One of the areas of dispute was the capping of authorized housing units without a special permit at three, since four trigger an affordable housing component. EDC’s Julie Connelly argued that three units would be undesirable for developers. EDC chairman Rob Anderson argued that the special permit would discourage developers from including an affordable unit.
Planning member Meme Lutrell continued to warn against licensing an affordable unit right. She was concerned about the building commissioner’s overload and the possibility that units might not be properly counted in the city’s inventory. ** Healey scoffed at the idea of zoning being restrictive due to the workload of city staff.
Healey said if planning couldn’t agree to easing restrictions, he hoped the EDC would move to amend the article on the city’s meeting floor. Still, most parties agreed that it was unlikely to get 2/3 voter approval if the councils and committees involved disagreed.
EDC said the restrictions in the article prevent two-story buildings with a fully residential second story. Andrew Mills, of Planning, explained that this was based on the step of three-story buildings with a second floor dedicated to offices. Planning members suggested a compromise by allowing 50% mixed-use housing, but capping two-story buildings.
EDC members rejected this, arguing that it precluded the possibility of the described three-story project. Repeated criticism has been made of the planning making recommendations for change in September.
Selectmen’s board chair, Lisa Braccio, championed the town planning efforts and process, telling EDC and other members that she trusted the city’s elected zoning experts.
Braccio expressed deep frustration at seeing the officials’ long, hard work for the zoning change unfold. in flames. Healey suggested the two sides were fighting on their heels to defend their initial positions.
Soon after, common ground was found. Since Planning and EDC both accepted two-story buildings with 50% residential or three-story buildings with 40% residential, they agreed to treat them differently.
As for Lutrell’s concern about oversight of affordable units, arguments were made that the requirements were manageable. Morris pointed out to Lutrell that the building commissioner reported to the men of the selection. If it turns out to be overloaded, they will likely provide more staff or a raise. He also assured that he had seen the town planner, the conservation officer and the construction commissioner supporting each other to move the work forward.

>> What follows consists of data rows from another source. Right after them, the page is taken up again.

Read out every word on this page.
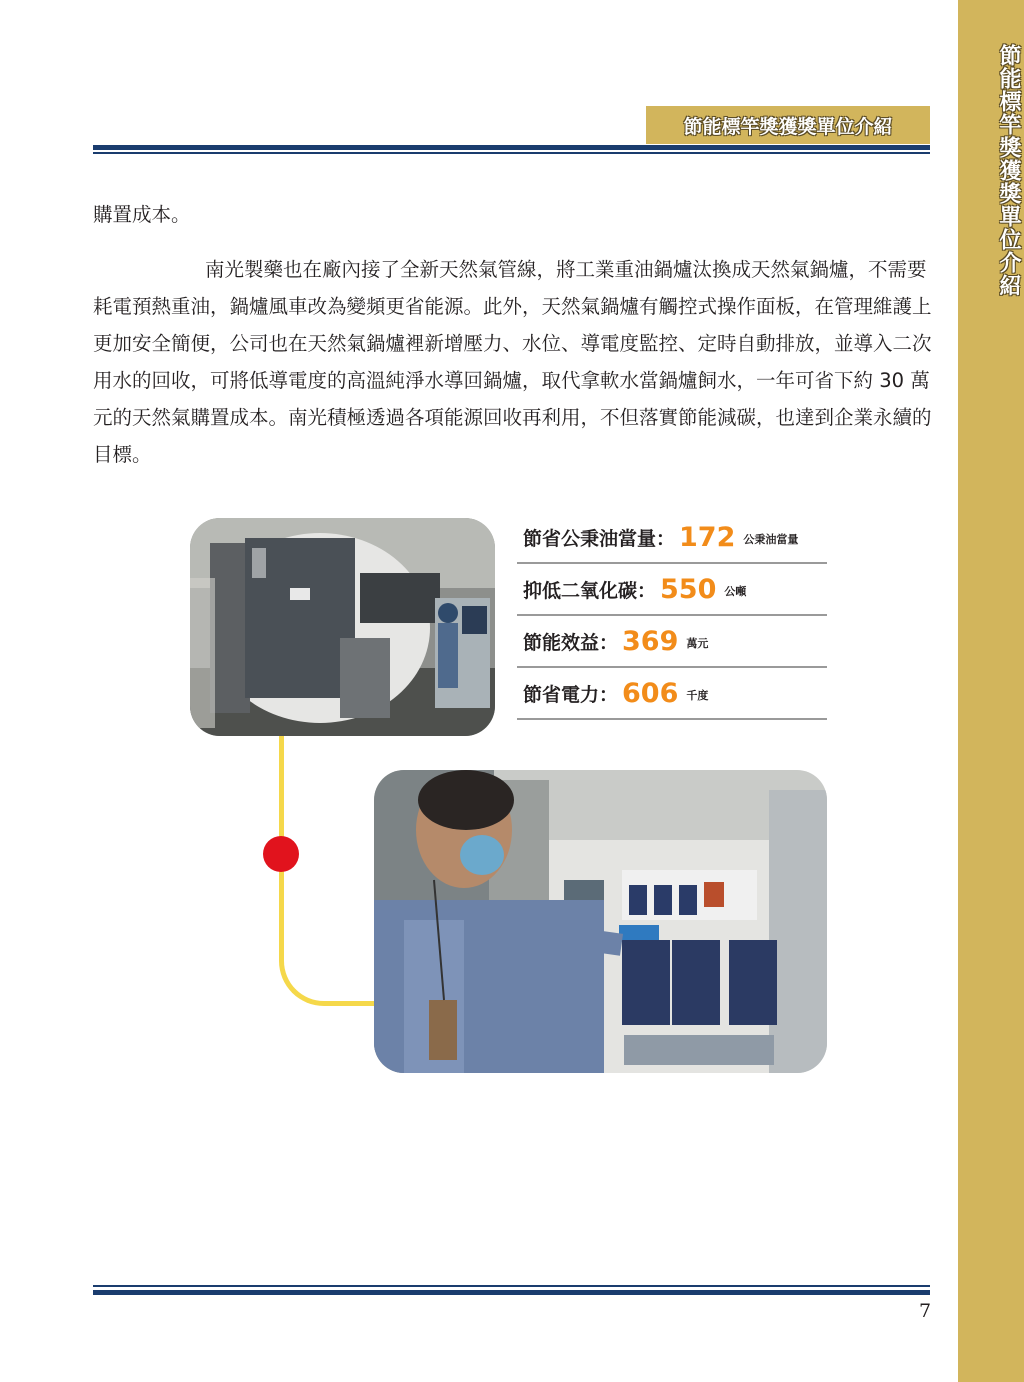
節能標竿獎獲獎單位介紹
節能標竿獎獲獎單位介紹

購置成本。

南光製藥也在廠內接了全新天然氣管線，將工業重油鍋爐汰換成天然氣鍋爐，不需要耗電預熱重油，鍋爐風車改為變頻更省能源。此外，天然氣鍋爐有觸控式操作面板，在管理維護上更加安全簡便，公司也在天然氣鍋爐裡新增壓力、水位、導電度監控、定時自動排放，並導入二次用水的回收，可將低導電度的高溫純淨水導回鍋爐，取代拿軟水當鍋爐飼水，一年可省下約 30 萬元的天然氣購置成本。南光積極透過各項能源回收再利用，不但落實節能減碳，也達到企業永續的目標。

節省公秉油當量： 172 公秉油當量
抑低二氧化碳： 550 公噸
節能效益： 369 萬元
節省電力： 606 千度
7
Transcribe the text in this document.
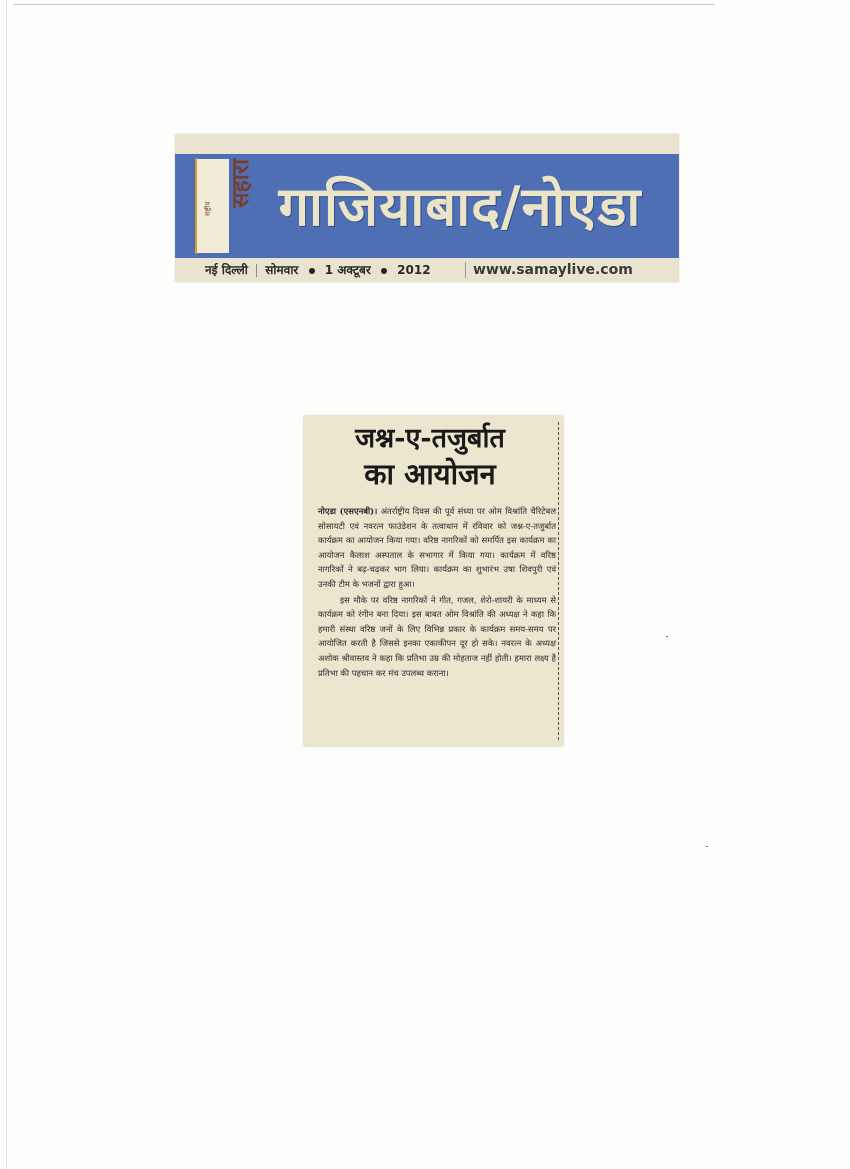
राष्ट्रीय
सहारा गाजियाबाद/नोएडा
नई दिल्ली सोमवार 1 अक्टूबर 2012	www.samaylive.com
जश्न-ए-तजुर्बात
का आयोजन

नोएडा (एसएनबी)। अंतर्राष्ट्रीय दिवस की पूर्व संध्या पर ओम विश्रांति चैरिटेबल सोसायटी एवं नवरत्न फाउंडेशन के तत्वाधान में रविवार को जश्न-ए-तजुर्बात कार्यक्रम का आयोजन किया गया। वरिष्ठ नागरिकों को समर्पित इस कार्यक्रम का आयोजन कैलाश अस्पताल के सभागार में किया गया। कार्यक्रम में वरिष्ठ नागरिकों ने बढ़-चढ़कर भाग लिया। कार्यक्रम का शुभारंभ उषा शिवपुरी एवं उनकी टीम के भजनों द्वारा हुआ।

इस मौके पर वरिष्ठ नागरिकों ने गीत, गजल, शेरो-शायरी के माध्यम से कार्यक्रम को रंगीन बना दिया। इस बाबत ओम विश्रांति की अध्यक्ष ने कहा कि हमारी संस्था वरिष्ठ जनों के लिए विभिन्न प्रकार के कार्यक्रम समय-समय पर आयोजित करती है जिससे इनका एकाकीपन दूर हो सके। नवरत्न के अध्यक्ष अशोक श्रीवास्तव ने कहा कि प्रतिभा उम्र की मोहताज नहीं होती। हमारा लक्ष्य है प्रतिभा की पहचान कर मंच उपलब्ध कराना।
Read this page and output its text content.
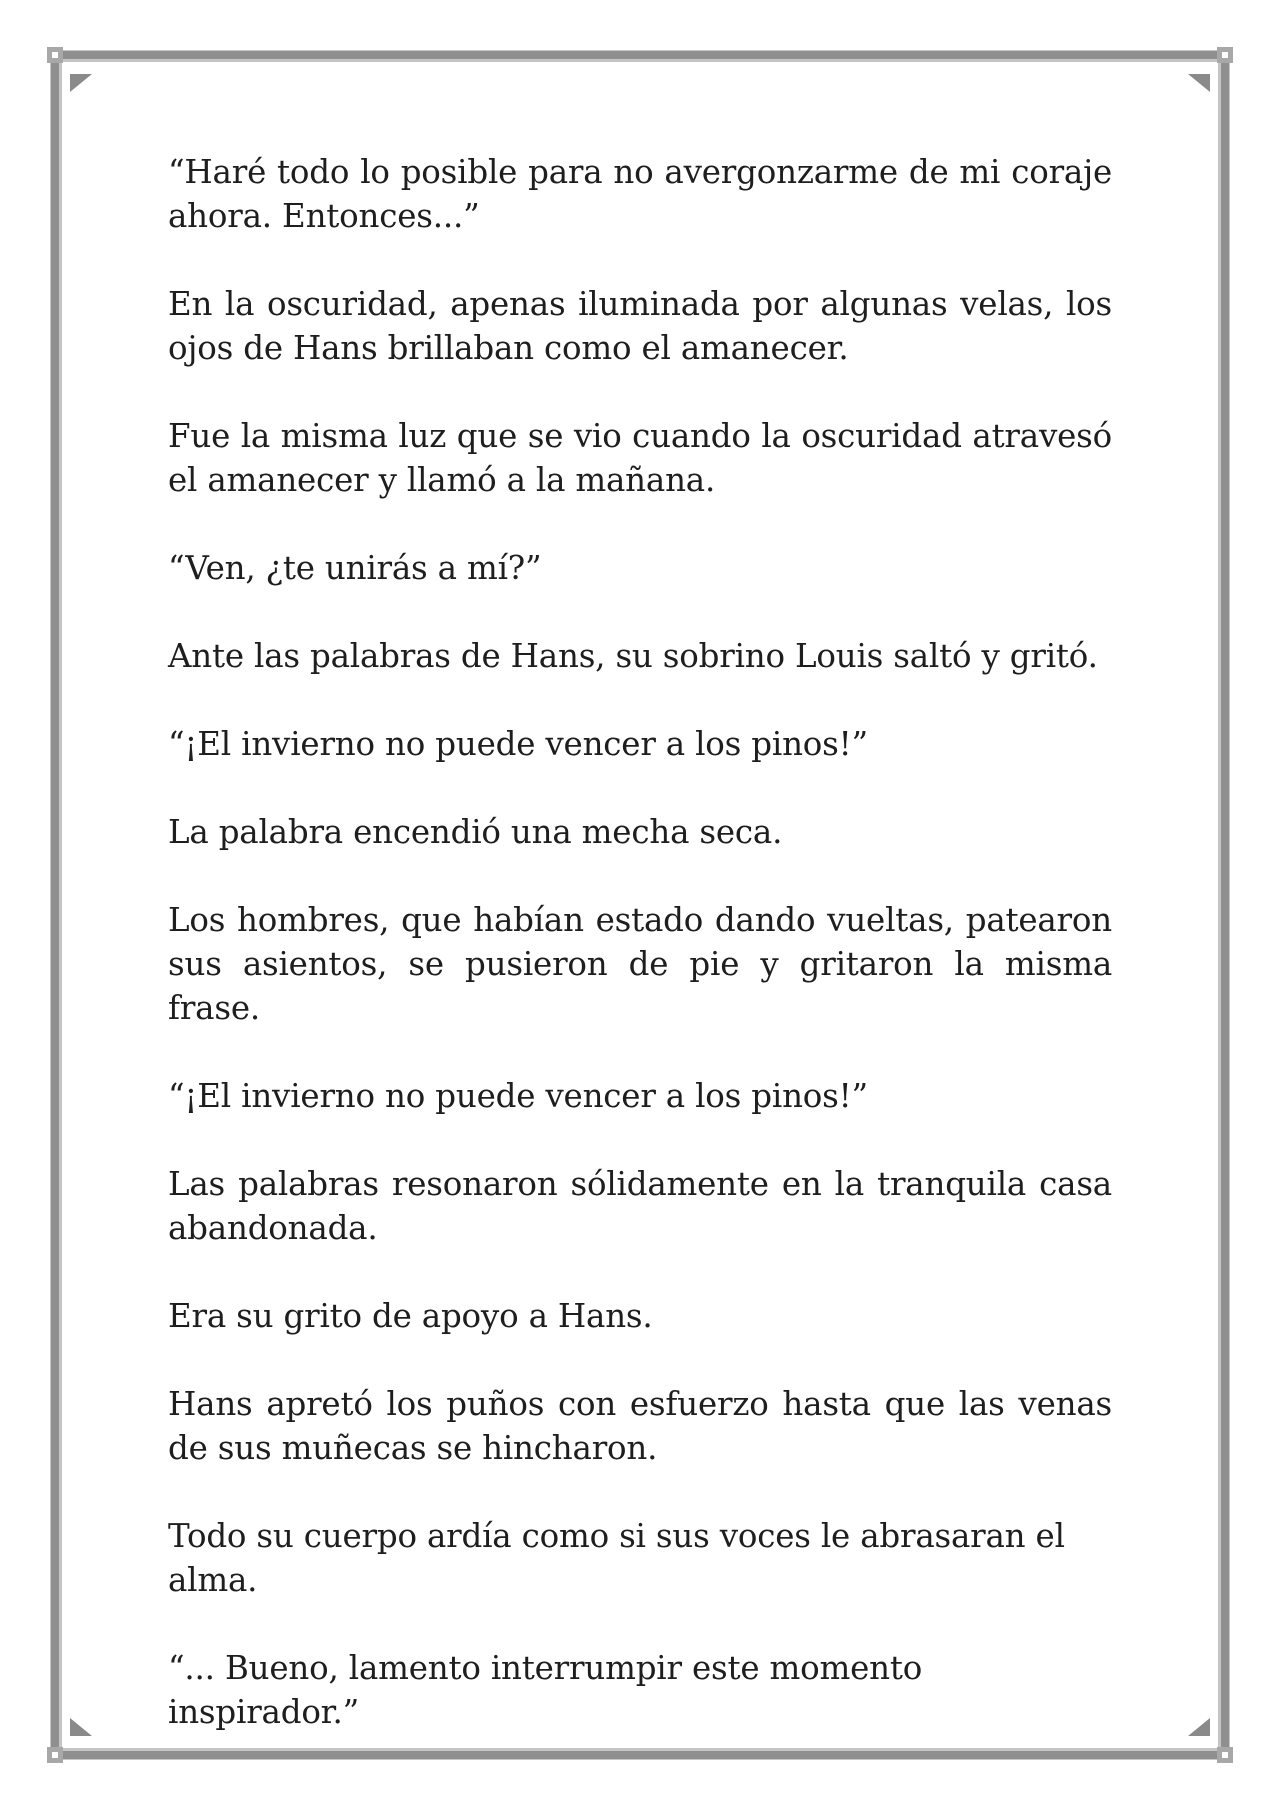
“Haré todo lo posible para no avergonzarme de mi coraje ahora. Entonces...”

En la oscuridad, apenas iluminada por algunas velas, los ojos de Hans brillaban como el amanecer.

Fue la misma luz que se vio cuando la oscuridad atravesó el amanecer y llamó a la mañana.

“Ven, ¿te unirás a mí?”

Ante las palabras de Hans, su sobrino Louis saltó y gritó.

“¡El invierno no puede vencer a los pinos!”

La palabra encendió una mecha seca.

Los hombres, que habían estado dando vueltas, patearon sus asientos, se pusieron de pie y gritaron la misma frase.

“¡El invierno no puede vencer a los pinos!”

Las palabras resonaron sólidamente en la tranquila casa abandonada.

Era su grito de apoyo a Hans.

Hans apretó los puños con esfuerzo hasta que las venas de sus muñecas se hincharon.

Todo su cuerpo ardía como si sus voces le abrasaran el alma.

“... Bueno, lamento interrumpir este momento inspirador.”
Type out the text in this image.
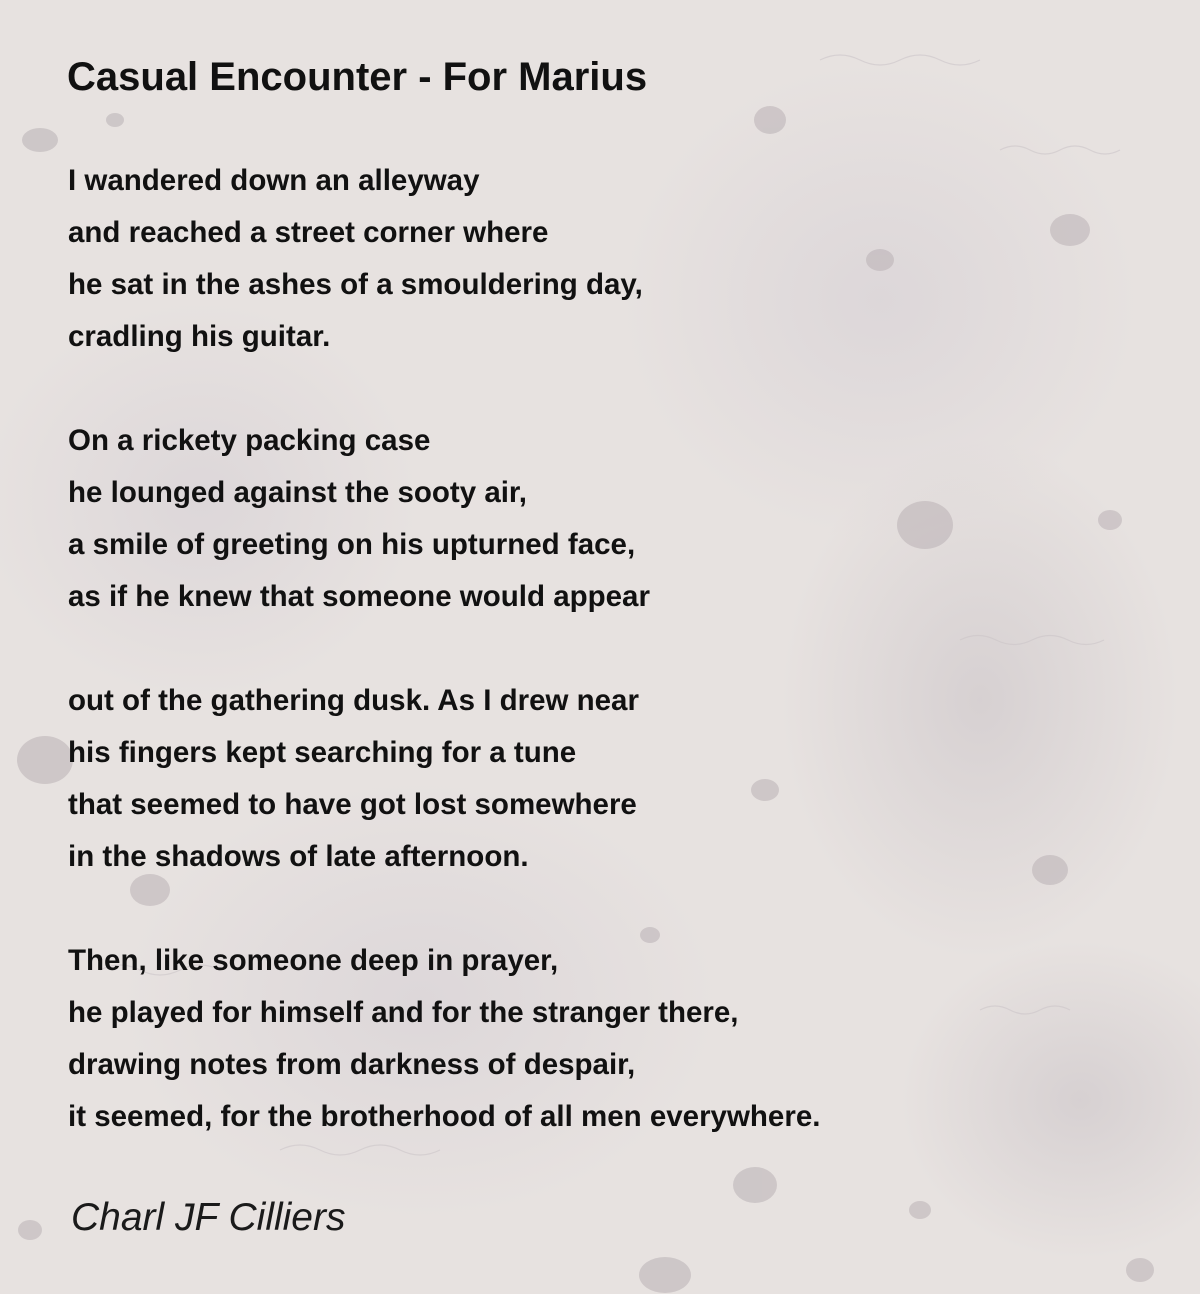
Casual Encounter - For Marius
I wandered down an alleyway
and reached a street corner where
he sat in the ashes of a smouldering day,
cradling his guitar.
On a rickety packing case
he lounged against the sooty air,
a smile of greeting on his upturned face,
as if he knew that someone would appear
out of the gathering dusk. As I drew near
his fingers kept searching for a tune
that seemed to have got lost somewhere
in the shadows of late afternoon.
Then, like someone deep in prayer,
he played for himself and for the stranger there,
drawing notes from darkness of despair,
it seemed, for the brotherhood of all men everywhere.
Charl JF Cilliers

As for the municipal assembly where the voters decide, it will begin at 7:00 p.m. at the Trottier college on Monday 1st. You can find my overview of what’s yet to vote (and security logistics) here.
For the official warrant and zoning map related to the article, click here. (This is also where I would expect the City to release the revised section 10 soon.)
* The zoning article review document will replace the previously listed definition for MIXED-USE DEVELOPMENT with:
A development that includes any combination of authorized non-residential uses and one or more housing units within the same structure; provided, however, that the inclusion of two (2) or more dwelling units in a mixed-use development is not considered a multi-family dwelling. The ground floor facing the street must only be used for authorized non-residential uses, and residential dwellings cannot exceed (a) 40% of the gross floor area of the floor area above grade of a three storey building (no residential dwellings in the basement); or (b) 50% of the gross floor area of the floor area above grade of a two-storey building (no residential accommodation in the basement).
** In 2013, the city’s failure to update the affordable housing inventory with the state, creating a window for a 40B project to be forced on the city, was one of the controversies surrounding the development of Park Central 40B.